Obama had a 60 vote supermajority in the Senate before Ted Kennedy died, and after his death, Harry Reid said they'd wait for the Republican guy to get seated before voting on the ACA. SUPER. MAJORITY. When is a Democratic supermajority going to happen in the Senate again?

Yeah, they passed the HEROES Act in 2020 when there was no chance of it defeating a guaranteed Trump veto. Why didn't they pass it again when they had a trifecta 2021-2022? They'll pass doomed-to-fail symbolic legislation all day long, but when there's a chance at doing some real good, they always delay too long, deliver a gutted husk of what they promised, or apparently just forget to get around to it.

On student loans, Biden didn't promise full student loan forgiveness. In fact, he campaigned promising not to do any substantial student loan forgiveness. When his staff and influential people on the Hill finally convinced him to do something on federal student loans, it was not blanket forgiveness. It wasn't even the $50k that they thought they could realistically justify in court. It was $10-20k, and means-tested at that (because Dems can't do anything without their precious means testing to prove that they're financially conservative).

Bill Clinton signed the repeal of Glass-Steagall, with a 55/45 GOP majority in the Senate, and something like a 20-vote GOP majority in the House. He could have vetoed it if he wanted to, if he thought it wouldn't get overridden. This means either:

  1. Clinton supported the repeal of Glass-Steagall, and/or
  2. Thought that at least 11 Dems in the Seate AND 60-ish Dems in the House would join the GOP majorities to muster a dual 2/3rds supermajority to override his veto.

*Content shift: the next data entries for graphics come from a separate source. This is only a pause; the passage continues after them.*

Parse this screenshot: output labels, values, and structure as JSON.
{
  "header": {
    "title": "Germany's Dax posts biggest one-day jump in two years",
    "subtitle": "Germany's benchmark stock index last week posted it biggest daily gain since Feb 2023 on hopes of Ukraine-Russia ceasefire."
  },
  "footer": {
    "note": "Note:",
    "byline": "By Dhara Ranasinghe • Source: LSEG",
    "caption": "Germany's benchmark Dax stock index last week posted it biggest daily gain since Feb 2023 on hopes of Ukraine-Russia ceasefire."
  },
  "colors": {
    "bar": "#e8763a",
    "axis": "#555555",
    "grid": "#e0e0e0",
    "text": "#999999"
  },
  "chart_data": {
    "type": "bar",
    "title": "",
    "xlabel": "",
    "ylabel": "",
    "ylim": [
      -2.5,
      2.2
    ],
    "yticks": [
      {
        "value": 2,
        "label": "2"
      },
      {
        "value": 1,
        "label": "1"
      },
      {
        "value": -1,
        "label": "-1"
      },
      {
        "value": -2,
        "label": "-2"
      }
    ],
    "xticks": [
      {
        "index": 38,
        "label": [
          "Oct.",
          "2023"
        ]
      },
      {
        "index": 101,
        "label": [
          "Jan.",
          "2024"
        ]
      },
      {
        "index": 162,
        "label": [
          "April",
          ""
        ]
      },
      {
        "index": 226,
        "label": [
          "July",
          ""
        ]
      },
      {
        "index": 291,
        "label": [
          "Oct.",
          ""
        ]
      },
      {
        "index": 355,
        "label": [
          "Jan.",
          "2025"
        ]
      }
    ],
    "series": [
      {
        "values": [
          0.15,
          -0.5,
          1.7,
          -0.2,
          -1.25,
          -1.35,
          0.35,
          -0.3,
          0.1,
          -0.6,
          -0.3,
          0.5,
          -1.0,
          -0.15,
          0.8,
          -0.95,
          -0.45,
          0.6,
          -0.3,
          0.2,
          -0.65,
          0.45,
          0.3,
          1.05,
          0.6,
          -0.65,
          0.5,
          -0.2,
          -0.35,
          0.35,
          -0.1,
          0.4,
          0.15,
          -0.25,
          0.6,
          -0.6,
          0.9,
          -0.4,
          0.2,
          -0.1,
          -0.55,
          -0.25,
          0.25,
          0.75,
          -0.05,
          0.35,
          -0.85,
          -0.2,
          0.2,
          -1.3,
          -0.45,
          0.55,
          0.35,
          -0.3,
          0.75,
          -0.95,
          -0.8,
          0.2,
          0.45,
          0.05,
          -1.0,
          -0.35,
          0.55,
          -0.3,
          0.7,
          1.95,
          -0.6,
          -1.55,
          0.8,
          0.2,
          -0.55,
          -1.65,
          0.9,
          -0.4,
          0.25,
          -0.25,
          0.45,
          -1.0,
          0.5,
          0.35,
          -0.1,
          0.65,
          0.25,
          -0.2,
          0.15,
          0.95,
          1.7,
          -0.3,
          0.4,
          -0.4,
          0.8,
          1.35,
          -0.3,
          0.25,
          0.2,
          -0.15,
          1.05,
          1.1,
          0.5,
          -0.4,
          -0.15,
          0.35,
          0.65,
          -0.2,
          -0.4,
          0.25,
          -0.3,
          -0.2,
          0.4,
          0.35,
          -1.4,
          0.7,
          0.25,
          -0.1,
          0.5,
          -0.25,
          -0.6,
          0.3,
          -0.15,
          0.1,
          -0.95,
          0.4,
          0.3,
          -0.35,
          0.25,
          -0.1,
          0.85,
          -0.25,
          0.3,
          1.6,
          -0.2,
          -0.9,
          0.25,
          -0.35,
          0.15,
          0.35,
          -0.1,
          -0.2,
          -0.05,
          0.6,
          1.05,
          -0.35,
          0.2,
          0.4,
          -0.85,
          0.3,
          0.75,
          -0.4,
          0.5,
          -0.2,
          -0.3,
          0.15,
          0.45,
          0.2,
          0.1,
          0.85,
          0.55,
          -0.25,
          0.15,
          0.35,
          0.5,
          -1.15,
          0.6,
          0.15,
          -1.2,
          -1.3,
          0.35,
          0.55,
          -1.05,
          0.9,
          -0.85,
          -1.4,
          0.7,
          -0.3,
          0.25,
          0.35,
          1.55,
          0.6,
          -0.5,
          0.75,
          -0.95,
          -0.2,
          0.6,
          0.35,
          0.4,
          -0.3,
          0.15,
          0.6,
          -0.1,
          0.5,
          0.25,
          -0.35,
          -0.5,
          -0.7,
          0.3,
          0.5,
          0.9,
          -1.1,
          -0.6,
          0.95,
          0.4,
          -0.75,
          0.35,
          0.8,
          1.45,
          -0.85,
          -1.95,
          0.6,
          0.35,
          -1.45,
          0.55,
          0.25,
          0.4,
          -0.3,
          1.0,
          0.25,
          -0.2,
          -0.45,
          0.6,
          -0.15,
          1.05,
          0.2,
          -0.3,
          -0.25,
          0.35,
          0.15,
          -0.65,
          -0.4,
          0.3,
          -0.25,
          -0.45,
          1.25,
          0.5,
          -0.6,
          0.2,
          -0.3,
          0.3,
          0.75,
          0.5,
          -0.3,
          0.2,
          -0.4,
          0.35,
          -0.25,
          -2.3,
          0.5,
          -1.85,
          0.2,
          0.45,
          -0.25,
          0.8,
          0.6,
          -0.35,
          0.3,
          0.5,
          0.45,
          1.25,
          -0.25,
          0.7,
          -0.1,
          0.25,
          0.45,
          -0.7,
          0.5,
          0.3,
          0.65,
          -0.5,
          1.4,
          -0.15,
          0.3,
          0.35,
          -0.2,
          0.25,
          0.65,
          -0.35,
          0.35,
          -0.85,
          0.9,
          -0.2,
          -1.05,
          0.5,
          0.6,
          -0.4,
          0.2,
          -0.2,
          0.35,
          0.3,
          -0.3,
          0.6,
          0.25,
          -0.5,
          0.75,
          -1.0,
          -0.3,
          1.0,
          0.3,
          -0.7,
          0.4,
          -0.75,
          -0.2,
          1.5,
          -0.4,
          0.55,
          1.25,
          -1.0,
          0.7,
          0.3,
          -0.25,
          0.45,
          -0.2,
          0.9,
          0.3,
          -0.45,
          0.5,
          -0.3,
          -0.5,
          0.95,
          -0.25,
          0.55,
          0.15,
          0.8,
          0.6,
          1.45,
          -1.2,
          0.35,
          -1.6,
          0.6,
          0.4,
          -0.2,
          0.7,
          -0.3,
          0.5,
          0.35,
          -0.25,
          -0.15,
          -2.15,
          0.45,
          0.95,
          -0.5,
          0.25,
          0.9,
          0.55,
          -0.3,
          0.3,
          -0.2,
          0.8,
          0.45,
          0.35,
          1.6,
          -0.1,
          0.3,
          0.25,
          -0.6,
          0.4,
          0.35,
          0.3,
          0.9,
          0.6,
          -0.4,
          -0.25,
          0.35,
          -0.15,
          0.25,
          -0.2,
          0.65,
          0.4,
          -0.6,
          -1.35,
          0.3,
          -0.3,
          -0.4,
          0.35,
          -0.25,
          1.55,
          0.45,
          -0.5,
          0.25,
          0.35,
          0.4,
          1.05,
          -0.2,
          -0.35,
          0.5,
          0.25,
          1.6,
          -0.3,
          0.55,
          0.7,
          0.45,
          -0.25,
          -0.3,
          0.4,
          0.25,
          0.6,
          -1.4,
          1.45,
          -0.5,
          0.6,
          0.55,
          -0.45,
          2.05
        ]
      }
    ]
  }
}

I'm not sure which option is more damning, but frankly I think both are true. The Clinton Administration explicitly pushed to the right (which they called "triangulation") after they got whooped in the '94 midterms, and the party has continued pushing right ever since.

On your argument that not voting for the Dems won't do any good: The only way to make a party listen to you is to withhold your votes; until you do so, they'll take you for granted. In the 80s, the radical right demonstrated that they'd sit out elections if they didn't have sufficiently fascist and/or stupid candidates to vote for - now they're running the show.

The problem is that the Democratic party establishment does not care if they are the majority. In fact, they'd prefer it if they weren't. They are first and foremost a fundraising operation. If they win, then they actually have to do something good for us, which generally runs contrary to the interests of the party's largest donors. They could have made PR and DC states in the first half of Biden's term - that would have been a lay-up, guaranteeing them some hope of competitiveness in the Senate in the coming decades. So why didn't they?

The result of what you're arguing for is a continuing leisurely descent into fascism, at which point we'd hopefully get a major correction. I'm saying let's cut out the slow leisurely descent part and get a new left-wing party that is actually left-wing. Because with two right-wing parties in power, there's no hope of turning left until they're gone.